How to do Bridge Pose (Setu Bandhasana)

  • Lie down on your back in the centre of the mat, knees bent, legs and feet parallel, hips apart.
  • On an inhale, lift your hips and press the backs of your shoulders and feet against the floor.
  • Press the inner feet down actively and keep both the thighs are parallel to each other and lengthen your tailbone toward the backs of your knees.
  • Interlace your fingers underneath you, draw your shoulder blades deeper into your upper back and keep your neck neutral
  • Stay for 5 to 15 breaths
  • To finish, exhale, release your hands, and lower to the floor.

Beginners’ tips

Place a block between your knees and keep it there firmly while you rise and descend your hips to stimulate your inner thighs and glutes.

Benefits of the Bridge Pose (Setu Bandhasana)

  • Stretches the front of the body, including the thighs, hips, abdomen, and chest.
  • Strengthens the back muscles
  • Improves digestion
  • Opens up the lungs and reduces thyroid problems
  • Calms the brain, reducing anxiety, stress and depression

Precautions of Bridge Pose (Setu Bandhasana)
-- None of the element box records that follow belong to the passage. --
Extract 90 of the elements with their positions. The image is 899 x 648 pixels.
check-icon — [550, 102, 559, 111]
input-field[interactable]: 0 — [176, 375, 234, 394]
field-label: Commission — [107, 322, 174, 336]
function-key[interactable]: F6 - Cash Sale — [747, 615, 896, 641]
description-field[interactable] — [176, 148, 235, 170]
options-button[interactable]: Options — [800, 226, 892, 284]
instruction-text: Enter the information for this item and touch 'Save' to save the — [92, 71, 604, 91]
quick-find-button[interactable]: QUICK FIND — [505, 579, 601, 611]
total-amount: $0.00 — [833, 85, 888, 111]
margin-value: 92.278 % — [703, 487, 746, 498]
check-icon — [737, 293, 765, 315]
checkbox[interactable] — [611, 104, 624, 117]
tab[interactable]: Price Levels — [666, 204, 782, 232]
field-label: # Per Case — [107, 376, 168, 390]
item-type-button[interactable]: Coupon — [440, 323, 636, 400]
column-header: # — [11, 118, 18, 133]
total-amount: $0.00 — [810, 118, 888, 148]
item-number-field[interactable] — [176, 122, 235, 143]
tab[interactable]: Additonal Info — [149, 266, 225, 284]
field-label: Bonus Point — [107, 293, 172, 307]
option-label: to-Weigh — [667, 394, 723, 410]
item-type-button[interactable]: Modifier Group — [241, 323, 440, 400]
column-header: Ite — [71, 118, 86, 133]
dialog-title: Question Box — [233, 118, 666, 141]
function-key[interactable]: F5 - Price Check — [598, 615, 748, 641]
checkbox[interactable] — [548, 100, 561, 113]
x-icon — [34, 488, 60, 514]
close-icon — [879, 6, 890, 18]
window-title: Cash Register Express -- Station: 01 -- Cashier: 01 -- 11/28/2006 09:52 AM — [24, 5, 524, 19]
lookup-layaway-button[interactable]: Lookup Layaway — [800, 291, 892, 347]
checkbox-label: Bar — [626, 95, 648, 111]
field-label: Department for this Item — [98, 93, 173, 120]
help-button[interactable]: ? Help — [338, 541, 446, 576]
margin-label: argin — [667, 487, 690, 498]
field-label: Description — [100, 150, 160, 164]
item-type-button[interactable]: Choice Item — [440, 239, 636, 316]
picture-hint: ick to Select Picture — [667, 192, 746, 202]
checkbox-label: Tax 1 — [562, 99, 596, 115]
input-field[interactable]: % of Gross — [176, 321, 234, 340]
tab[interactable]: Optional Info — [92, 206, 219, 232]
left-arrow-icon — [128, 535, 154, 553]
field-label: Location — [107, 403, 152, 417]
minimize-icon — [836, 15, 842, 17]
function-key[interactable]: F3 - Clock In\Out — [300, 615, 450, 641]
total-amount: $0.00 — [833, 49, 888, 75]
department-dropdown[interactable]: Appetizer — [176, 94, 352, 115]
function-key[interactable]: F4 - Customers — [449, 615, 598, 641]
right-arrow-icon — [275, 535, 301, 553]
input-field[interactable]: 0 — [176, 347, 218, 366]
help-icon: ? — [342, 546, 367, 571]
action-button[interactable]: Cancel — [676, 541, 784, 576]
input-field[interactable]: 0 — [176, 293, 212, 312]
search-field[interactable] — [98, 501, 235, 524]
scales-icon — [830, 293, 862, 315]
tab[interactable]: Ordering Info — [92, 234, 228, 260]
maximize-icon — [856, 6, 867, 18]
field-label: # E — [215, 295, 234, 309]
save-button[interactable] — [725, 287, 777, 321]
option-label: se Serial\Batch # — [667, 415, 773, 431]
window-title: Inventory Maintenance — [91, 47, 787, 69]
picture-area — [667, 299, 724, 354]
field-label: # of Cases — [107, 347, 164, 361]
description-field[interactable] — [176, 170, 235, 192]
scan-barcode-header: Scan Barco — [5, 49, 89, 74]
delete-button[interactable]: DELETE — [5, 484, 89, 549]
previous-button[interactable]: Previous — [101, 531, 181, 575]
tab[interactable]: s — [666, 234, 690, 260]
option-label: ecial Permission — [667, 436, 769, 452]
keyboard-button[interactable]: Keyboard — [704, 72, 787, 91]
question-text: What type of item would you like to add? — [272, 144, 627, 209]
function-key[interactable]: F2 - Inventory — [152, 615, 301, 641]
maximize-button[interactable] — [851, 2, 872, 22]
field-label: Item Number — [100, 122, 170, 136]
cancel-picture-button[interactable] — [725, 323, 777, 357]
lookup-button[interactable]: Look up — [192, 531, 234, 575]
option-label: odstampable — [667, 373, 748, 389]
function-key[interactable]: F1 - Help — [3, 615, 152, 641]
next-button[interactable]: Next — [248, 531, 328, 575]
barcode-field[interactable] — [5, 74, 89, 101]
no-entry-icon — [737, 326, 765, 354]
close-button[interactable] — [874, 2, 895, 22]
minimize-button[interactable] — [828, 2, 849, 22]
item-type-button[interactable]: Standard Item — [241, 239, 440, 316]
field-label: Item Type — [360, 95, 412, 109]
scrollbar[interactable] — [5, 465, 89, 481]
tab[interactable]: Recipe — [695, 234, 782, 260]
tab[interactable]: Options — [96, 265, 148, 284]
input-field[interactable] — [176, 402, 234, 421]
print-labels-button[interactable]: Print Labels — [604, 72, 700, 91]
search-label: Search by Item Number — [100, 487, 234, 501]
  • Avoid doing this pose if you are suffering from neck and back injuries.

Bridge Pose Variations and Modifications

If you are struggling with bridge pose, you can use bridge pose variation with blocks and some other props. These props can help you tune in to your body and make connections in a variety of ways.
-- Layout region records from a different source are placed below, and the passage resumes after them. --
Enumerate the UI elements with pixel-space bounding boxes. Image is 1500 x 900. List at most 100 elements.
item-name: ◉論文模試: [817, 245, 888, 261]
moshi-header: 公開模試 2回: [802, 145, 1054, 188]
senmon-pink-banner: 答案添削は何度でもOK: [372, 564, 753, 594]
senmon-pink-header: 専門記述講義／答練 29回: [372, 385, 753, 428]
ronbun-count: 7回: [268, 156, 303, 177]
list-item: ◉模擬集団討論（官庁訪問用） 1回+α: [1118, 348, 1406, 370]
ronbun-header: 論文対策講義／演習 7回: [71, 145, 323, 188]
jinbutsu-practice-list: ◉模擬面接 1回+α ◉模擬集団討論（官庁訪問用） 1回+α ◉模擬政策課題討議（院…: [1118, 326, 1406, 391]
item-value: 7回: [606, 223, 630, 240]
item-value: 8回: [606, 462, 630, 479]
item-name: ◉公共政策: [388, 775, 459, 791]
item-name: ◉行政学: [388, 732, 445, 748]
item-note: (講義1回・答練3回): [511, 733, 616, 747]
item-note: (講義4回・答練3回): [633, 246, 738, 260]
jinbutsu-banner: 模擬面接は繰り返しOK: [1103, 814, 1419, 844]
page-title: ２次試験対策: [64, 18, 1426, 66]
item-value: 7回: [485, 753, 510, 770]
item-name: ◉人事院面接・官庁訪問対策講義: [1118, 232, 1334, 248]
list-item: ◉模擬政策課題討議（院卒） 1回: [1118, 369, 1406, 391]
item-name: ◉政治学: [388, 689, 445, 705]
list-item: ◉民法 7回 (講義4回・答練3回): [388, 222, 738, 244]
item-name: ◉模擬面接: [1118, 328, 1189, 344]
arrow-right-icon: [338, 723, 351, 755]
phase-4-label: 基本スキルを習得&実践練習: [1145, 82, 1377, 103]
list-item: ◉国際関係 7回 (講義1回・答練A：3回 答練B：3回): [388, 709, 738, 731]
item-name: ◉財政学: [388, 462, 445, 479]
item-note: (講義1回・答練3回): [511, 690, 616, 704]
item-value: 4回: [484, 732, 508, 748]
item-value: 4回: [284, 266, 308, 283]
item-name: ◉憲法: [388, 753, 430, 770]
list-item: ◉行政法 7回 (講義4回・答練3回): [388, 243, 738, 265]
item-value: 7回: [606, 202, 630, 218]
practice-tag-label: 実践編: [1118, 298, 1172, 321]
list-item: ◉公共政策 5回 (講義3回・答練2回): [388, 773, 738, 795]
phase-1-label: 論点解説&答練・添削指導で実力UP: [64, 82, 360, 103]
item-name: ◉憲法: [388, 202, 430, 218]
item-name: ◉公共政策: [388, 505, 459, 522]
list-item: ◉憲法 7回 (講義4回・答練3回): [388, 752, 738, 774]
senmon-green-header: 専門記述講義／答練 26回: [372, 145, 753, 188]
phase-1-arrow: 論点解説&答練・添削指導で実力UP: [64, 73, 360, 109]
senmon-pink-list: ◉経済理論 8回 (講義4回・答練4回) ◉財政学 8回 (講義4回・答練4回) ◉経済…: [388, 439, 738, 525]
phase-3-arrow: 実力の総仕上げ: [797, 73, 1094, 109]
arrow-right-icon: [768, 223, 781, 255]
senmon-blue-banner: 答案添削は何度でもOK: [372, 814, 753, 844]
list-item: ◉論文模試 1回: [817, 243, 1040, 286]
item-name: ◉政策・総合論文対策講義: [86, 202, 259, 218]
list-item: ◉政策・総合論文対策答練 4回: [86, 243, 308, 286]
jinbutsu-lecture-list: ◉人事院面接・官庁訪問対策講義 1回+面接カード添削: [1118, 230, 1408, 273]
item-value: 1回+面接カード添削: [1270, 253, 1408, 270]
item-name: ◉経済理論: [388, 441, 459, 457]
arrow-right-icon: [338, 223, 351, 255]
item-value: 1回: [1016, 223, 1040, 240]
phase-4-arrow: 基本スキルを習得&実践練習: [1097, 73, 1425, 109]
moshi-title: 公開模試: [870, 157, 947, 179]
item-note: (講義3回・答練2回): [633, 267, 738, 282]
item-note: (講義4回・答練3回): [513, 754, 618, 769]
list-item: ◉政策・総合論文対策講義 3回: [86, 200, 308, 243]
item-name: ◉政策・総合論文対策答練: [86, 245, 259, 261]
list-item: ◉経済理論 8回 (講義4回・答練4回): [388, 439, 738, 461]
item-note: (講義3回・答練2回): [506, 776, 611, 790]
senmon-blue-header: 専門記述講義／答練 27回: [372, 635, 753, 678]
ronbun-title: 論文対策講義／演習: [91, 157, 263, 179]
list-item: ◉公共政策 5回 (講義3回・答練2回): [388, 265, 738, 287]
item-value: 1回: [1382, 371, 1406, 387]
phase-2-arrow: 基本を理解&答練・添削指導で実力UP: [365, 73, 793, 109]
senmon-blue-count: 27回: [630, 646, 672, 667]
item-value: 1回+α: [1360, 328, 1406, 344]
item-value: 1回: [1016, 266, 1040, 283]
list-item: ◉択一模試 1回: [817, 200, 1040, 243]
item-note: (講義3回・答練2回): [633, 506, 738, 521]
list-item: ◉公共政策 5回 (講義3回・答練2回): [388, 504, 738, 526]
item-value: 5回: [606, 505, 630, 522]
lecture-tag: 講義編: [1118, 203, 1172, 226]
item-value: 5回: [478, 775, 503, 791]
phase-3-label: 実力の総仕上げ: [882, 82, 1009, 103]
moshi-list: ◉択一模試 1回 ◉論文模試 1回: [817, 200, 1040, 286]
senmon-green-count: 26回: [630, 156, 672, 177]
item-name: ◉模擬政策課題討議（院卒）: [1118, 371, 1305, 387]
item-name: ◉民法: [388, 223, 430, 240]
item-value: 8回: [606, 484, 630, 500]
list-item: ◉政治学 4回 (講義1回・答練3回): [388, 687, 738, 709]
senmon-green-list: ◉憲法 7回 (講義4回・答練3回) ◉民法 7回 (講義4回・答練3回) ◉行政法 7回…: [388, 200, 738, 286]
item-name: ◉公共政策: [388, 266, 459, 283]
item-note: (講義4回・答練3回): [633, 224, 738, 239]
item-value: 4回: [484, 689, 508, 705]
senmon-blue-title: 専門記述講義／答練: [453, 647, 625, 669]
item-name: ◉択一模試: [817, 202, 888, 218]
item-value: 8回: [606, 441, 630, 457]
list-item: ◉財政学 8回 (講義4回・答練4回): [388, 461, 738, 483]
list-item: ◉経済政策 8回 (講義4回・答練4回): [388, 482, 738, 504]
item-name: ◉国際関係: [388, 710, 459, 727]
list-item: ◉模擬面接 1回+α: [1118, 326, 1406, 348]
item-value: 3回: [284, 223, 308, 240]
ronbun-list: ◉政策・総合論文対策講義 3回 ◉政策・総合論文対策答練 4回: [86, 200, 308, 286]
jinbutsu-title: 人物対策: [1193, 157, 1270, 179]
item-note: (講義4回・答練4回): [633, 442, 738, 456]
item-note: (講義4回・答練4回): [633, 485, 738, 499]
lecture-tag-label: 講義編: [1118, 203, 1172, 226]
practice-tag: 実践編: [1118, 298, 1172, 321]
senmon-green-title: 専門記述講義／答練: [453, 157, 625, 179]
Bridge Pose variation : Block under sacrum
Photo: Renee Choi

Variation 1: Supported Bridge Pose (Block under sacrum)

How to do it

  • Begin by lying on your back with your feet on the ground and knees raised, feet and knees parallel.
  • Press the inner edges of your feet to raise your hips.
  • Place a block on underneath your sacrum.
  • Roll down your inner thighs and stretch your tailbone toward the backs of your knees.
  • Push your shulder toward the floor and keep your neck neutral
  • Hold for 5–15 breaths.
  • To finish, remove the block from underneath you and gently loweer down.

Block benefit

  • Releases hip flexors and low back
  • Supports extension of the spine
Bridge Pose Variation: Block between thighs
Photo: Renee Choi

Variations 2: Bridge Pose (Block between thighs) 

How to do it

  • Begin by lying on your back with your feet on the ground and knees raised, feet and knees parallel.
  • Press the inner edges of your feet to raise your hips.
  • Place a block between the inner thighs.
  • Squeeze block between your thighs as you lift the hips.
  • Press the feet into the mat and lengthen your tailbone toward the legs.
  • Draw your chest toward your chin by placing your hands on the mat or interlacing your fingers beneath your low back.
  • Hold for 5–15 breaths.
  • To come down, gently lower and rest your back on the mat.